L’une des découvertes les plus frappantes de l’étude était l’absence de tolérance à la construction. De nombreux médicaments contre la douleur, y compris les opioïdes, deviennent moins efficaces avec le temps à mesure que le corps développe une tolérance, nécessitant des doses plus élevées pour le même soulagement. Cependant, chez les souris qui ont reçu le composé cannabinoïde modifié deux fois par jour pendant neuf jours, aucun signe de tolérance n’est apparu. Cela suggère que le médicament pourrait être une solution viable de gestion de la douleur à long terme sans le risque de doses croissantes.
Une découverte inattendue
Le succès de l’étude est également dû à une découverte inattendue impliquant une poche de liaison inconnue sur le récepteur CB1. On pensait autrefois qu’elle était inaccessible aux cannabinoïdes, mais il a été constaté que la poche s’ouvre intermittamment, permettant au composé modifié de se lier, ce qui réduit l’activité cellulaire qui conduit généralement à la tolérance aux médicaments.
En exploitant cette poche cachée, les chercheurs ont créé un médicament qui offre un soulagement de la douleur durable sans nécessiter d’augmentation des doses avec le temps. Lorsqu’on considère ces résultats dans leur ensemble, ces découvertes ont le potentiel de conduire à la création d’un médicament qui peut cibler efficacement la douleur chronique sans le risque de dépendance.
Une solution potentielle à la crise des opioïdes ?
Même si cela nécessitera plus que ce médicament potentiel pour résoudre la crise des opioïdes, c’est un excellent début pour résoudre un problème difficile. Comme les choses se présentent, il y a eu un décalage entre les patients souffrant de douleur chronique et leurs médecins depuis des années – les patients ressentent souvent que leur douleur n’est pas suffisamment gérée, tandis que les médecins luttent pour équilibrer un soulagement de la douleur efficace avec les risques de dépendance aux opioïdes.
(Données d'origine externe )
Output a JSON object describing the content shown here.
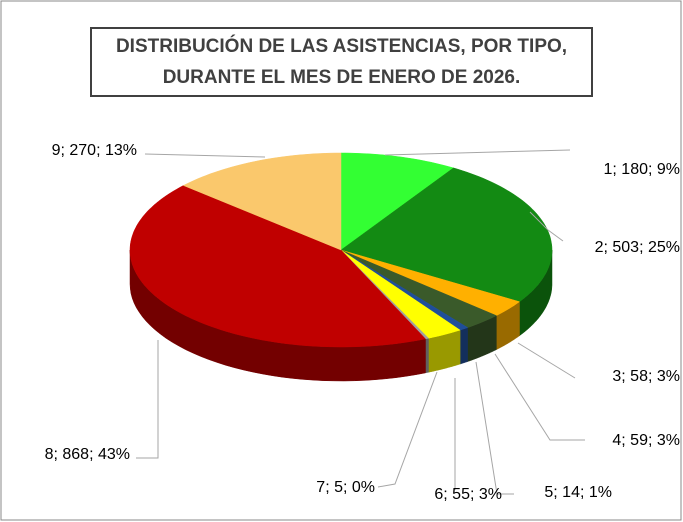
{
  "chart_data": {
    "type": "pie3d",
    "title": "DISTRIBUCIÓN DE LAS ASISTENCIAS, POR TIPO, DURANTE EL MES DE ENERO DE 2026.",
    "categories": [
      "1",
      "2",
      "3",
      "4",
      "5",
      "6",
      "7",
      "8",
      "9"
    ],
    "values": [
      180,
      503,
      58,
      59,
      14,
      55,
      5,
      868,
      270
    ],
    "value_labels": [
      "1; 180; 9%",
      "2; 503; 25%",
      "3; 58; 3%",
      "4; 59; 3%",
      "5; 14; 1%",
      "6; 55; 3%",
      "7; 5; 0%",
      "8; 868; 43%",
      "9; 270; 13%"
    ],
    "colors": [
      "#33ff33",
      "#138a13",
      "#ffb000",
      "#3a5a2a",
      "#1f4e9a",
      "#ffff00",
      "#a0a0a0",
      "#c00000",
      "#fac86c"
    ]
  }
}
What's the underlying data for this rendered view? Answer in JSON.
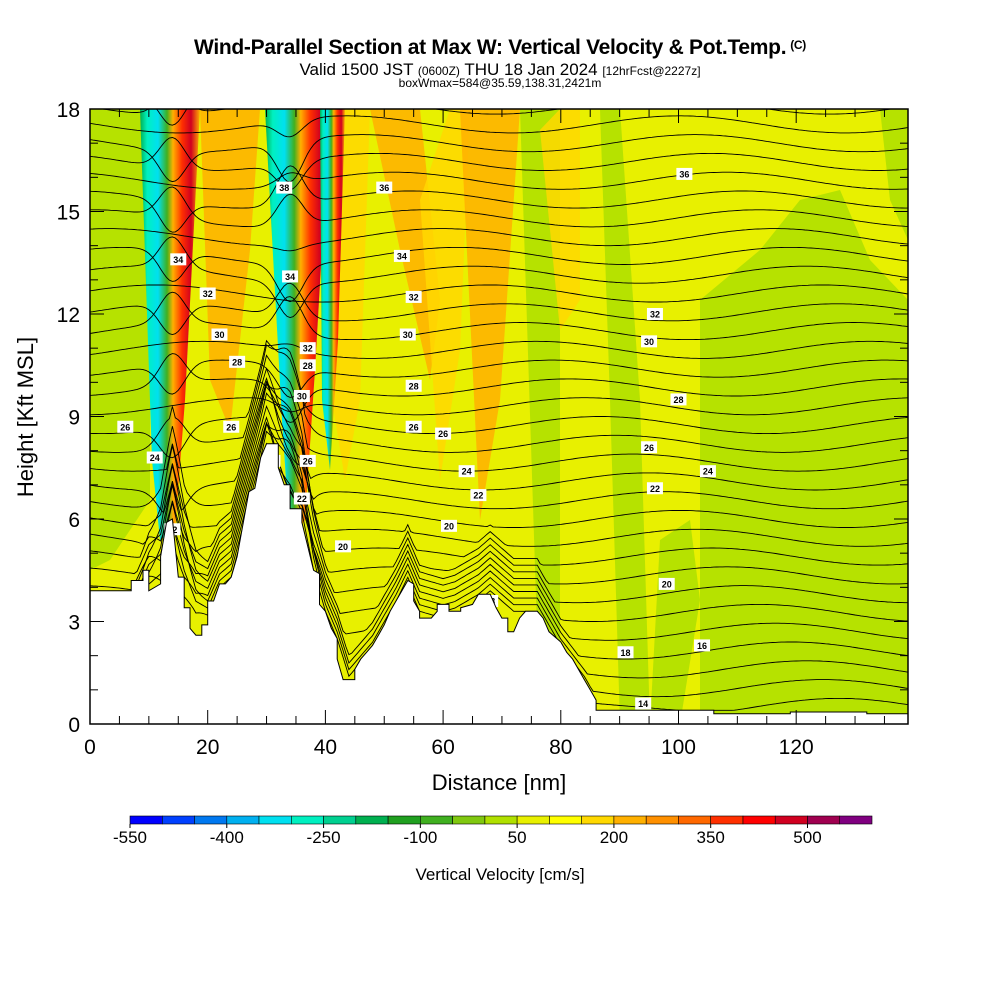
{
  "title": {
    "line1": "Wind-Parallel Section at Max W: Vertical Velocity & Pot.Temp.",
    "copyright": "(C)",
    "line2_pre": "Valid 1500 JST ",
    "line2_zulu": "(0600Z)",
    "line2_mid": " THU 18 Jan 2024 ",
    "line2_fcst": "[12hrFcst@2227z]",
    "line3": "boxWmax=584@35.59,138.31,2421m"
  },
  "chart_data": {
    "type": "heatmap",
    "xlabel": "Distance [nm]",
    "ylabel": "Height [Kft MSL]",
    "xlim": [
      0,
      139
    ],
    "ylim": [
      0,
      18
    ],
    "x_ticks": [
      0,
      20,
      40,
      60,
      80,
      100,
      120
    ],
    "y_ticks": [
      0,
      3,
      6,
      9,
      12,
      15,
      18
    ],
    "colorbar": {
      "label": "Vertical Velocity [cm/s]",
      "tick_labels": [
        "-550",
        "-400",
        "-250",
        "-100",
        "50",
        "200",
        "350",
        "500"
      ],
      "tick_values": [
        -550,
        -400,
        -250,
        -100,
        50,
        200,
        350,
        500
      ],
      "bins": [
        -550,
        -500,
        -450,
        -400,
        -350,
        -300,
        -250,
        -200,
        -150,
        -100,
        -50,
        0,
        50,
        100,
        150,
        200,
        250,
        300,
        350,
        400,
        450,
        500,
        550,
        600
      ],
      "colors": [
        "#0000ff",
        "#0040ff",
        "#0078f0",
        "#00b0f0",
        "#00e0f0",
        "#00f0c0",
        "#00d090",
        "#00b050",
        "#20a020",
        "#40b020",
        "#80c810",
        "#b0e000",
        "#e8f000",
        "#ffff00",
        "#ffd800",
        "#ffb000",
        "#ff9000",
        "#ff6800",
        "#ff3000",
        "#ff0000",
        "#d00020",
        "#a00050",
        "#800080"
      ]
    },
    "theta_contours": {
      "labels": [
        "14",
        "16",
        "18",
        "18",
        "20",
        "20",
        "20",
        "22",
        "22",
        "22",
        "22",
        "24",
        "24",
        "24",
        "24",
        "26",
        "26",
        "26",
        "26",
        "26",
        "26",
        "28",
        "28",
        "28",
        "28",
        "30",
        "30",
        "30",
        "30",
        "32",
        "32",
        "32",
        "32",
        "34",
        "34",
        "34",
        "36",
        "36",
        "38"
      ]
    }
  }
}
Le cannabis, avec ses propriétés analgésiques multifacettes et son risque de dépendance plus faible, pourrait aider à combler ce fossé.
De plus, des preuves croissantes suggèrent que le cannabis peut ne pas servir de drogue de passage mais plutôt de substitut aux opioïdes, réduisant potentiellement la dépendance aux opioïdes chez les patients souffrant de douleur chronique. La méconception selon laquelle l’utilisation de cannabis conduit inévitablement à des drogues plus dures a été un obstacle historique à son acceptation en tant que médicament légitime, mais la recherche continue de remettre en question cette notion obsolète.
La prochaine phase de la recherche consiste à affiner le composé en un médicament oral adapté à l’utilisation humaine. Compte tenu de ses résultats prometteurs dans les modèles animaux, l’équipe espère passer à des essais cliniques pour évaluer la sécurité, l’efficacité et l’optimisation de la posologie chez l’homme.